By Julie Shapiro
LOWER MANHATTAN — A downtown performing arts center, a new pedestrian bridge and an East River park are all on the way, thanks to $137 million in new grants from the Lower Manhattan Development Corp.
The largest grant that the LMDC board voted on Monday morning is $100 million to construct the performing arts center at the World Trade Center site, in hopes of finally getting that long-delayed project off the ground.
"It’s high time that we do it," said Avi Schick, chairman of the LMDC. "[The arts center] will be a great lasting program…to stand at the center of what has been rebuilt downtown."
The LMDC also gave $20 million to a pedestrian bridge over West Street at West Thames Street and $17 million to finish pieces of the East River Waterfront, including the path in front of the Battery Maritime Building.
The federal 9/11 recovery money for the three grants was originally supposed to go to utility companies like Con Edison, but the LMDC decided earlier this fall to share some of the funds with other downtown projects.
The money allocated Monday likely will not be enough to complete any of the projects, but Schick said he hopes the grants will convince other funding partners to step up.
At Monday’s board meeting, State Sen. Daniel Squadron called on the LMDC to add another $45 million to the East River Waterfront grant, to fund an overhaul of Pier 42.
The pier, between Gouverneur and Jackson streets, is now used for parking, but Squadron and U.S. Sen. Chuck Schumer hope it could become a new community space, perhaps with lawns and a sandy beach.
"The East River esplanade won’t be fully realized without Pier 42," Squadron said Monday.
LMDC President David Emil said he would work with Squadron and Schumer on their ideas for the pier, but, Emil added, "Money is getting short now."
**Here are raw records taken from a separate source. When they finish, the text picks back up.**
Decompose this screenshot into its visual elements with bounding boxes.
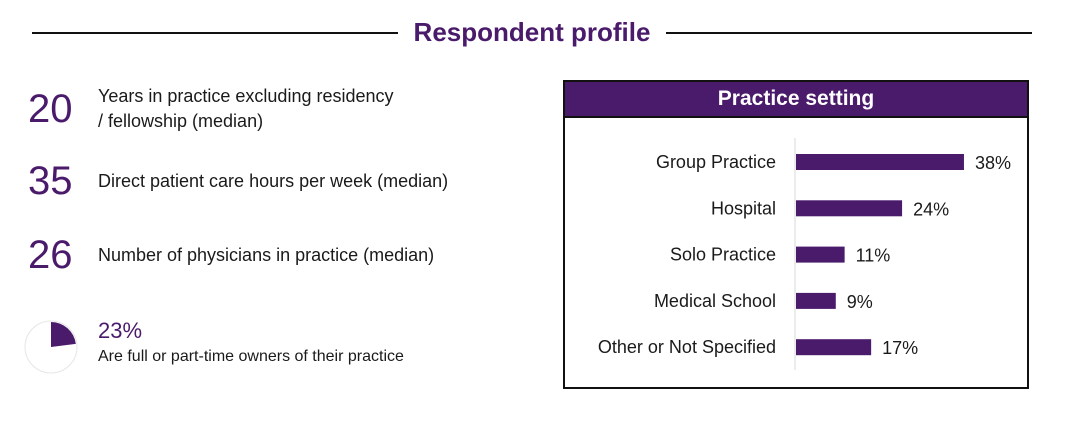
ownership-pie [24, 320, 78, 374]
stat-physicians: 26 Number of physicians in practice (med… [28, 233, 434, 278]
data-label: 9% [847, 292, 873, 312]
bar [796, 292, 836, 309]
chart-title: Practice setting [565, 82, 1027, 118]
category-label: Medical School [654, 291, 776, 311]
divider [666, 32, 1032, 34]
ownership-label: Are full or part-time owners of their pr… [98, 348, 404, 365]
section-header: Respondent profile [32, 14, 1032, 54]
bar [796, 246, 845, 263]
bar [796, 200, 903, 217]
stat-label: Number of physicians in practice (median… [98, 245, 435, 265]
ownership-stat: 23% Are full or part-time owners of thei… [24, 318, 404, 379]
bar-chart: Group Practice 38% Hospital 24% Solo Practic… [598, 138, 1011, 370]
data-label: 11% [856, 246, 891, 266]
practice-setting-chart: Practice setting Group Practice 38% Hospit… [563, 80, 1029, 389]
ownership-value: 23% [98, 318, 143, 343]
page-title: Respondent profile [413, 17, 651, 47]
category-label: Group Practice [656, 152, 776, 172]
stat-years: 20 Years in practice excluding residency… [28, 84, 394, 134]
stat-hours: 35 Direct patient care hours per week (m… [28, 159, 448, 204]
stat-value: 26 [28, 233, 73, 277]
data-label: 38% [975, 153, 1011, 173]
category-label: Solo Practice [670, 245, 776, 265]
data-label: 17% [882, 338, 918, 358]
bar [796, 339, 872, 356]
divider [32, 32, 398, 34]
stat-label: Direct patient care hours per week (medi… [98, 171, 449, 191]
data-label: 24% [913, 199, 949, 219]
stat-label: Years in practice excluding residency / f… [98, 86, 394, 131]
stat-value: 20 [28, 86, 73, 131]
category-label: Hospital [711, 198, 776, 218]
category-label: Other or Not Specified [598, 337, 776, 357]
bar [796, 154, 964, 170]
stat-value: 35 [28, 159, 73, 203]
pie-slice [51, 322, 76, 347]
The utility fund was the last major pot of federal money the LMDC had, but more funds could trickle in from previous grants that have not been spent, or from ongoing litigation related to the Deutsche Bank building demolition.
The allocations the LMDC made on Monday will now undergo a 30-day public comment period, and then the federal Department of Housing and Urban Development will likely approve them.
The LMDC also shifted money on Monday to create a $4 million program to encourage start-up businesses downtown and moved closer to spending an existing $12 million affordable housing fund.
In addition, the LMDC is in the process of reviewing applications for a separate $17 million in grants to community and cultural organizations downtown. The LMDC received 265 applications this month requesting over $170 million and hopes to make the final decisions by March of next year, Schick said.
"We have hard choices before us," Schick said, "but on the other hand we will be able to fund some fantastic things."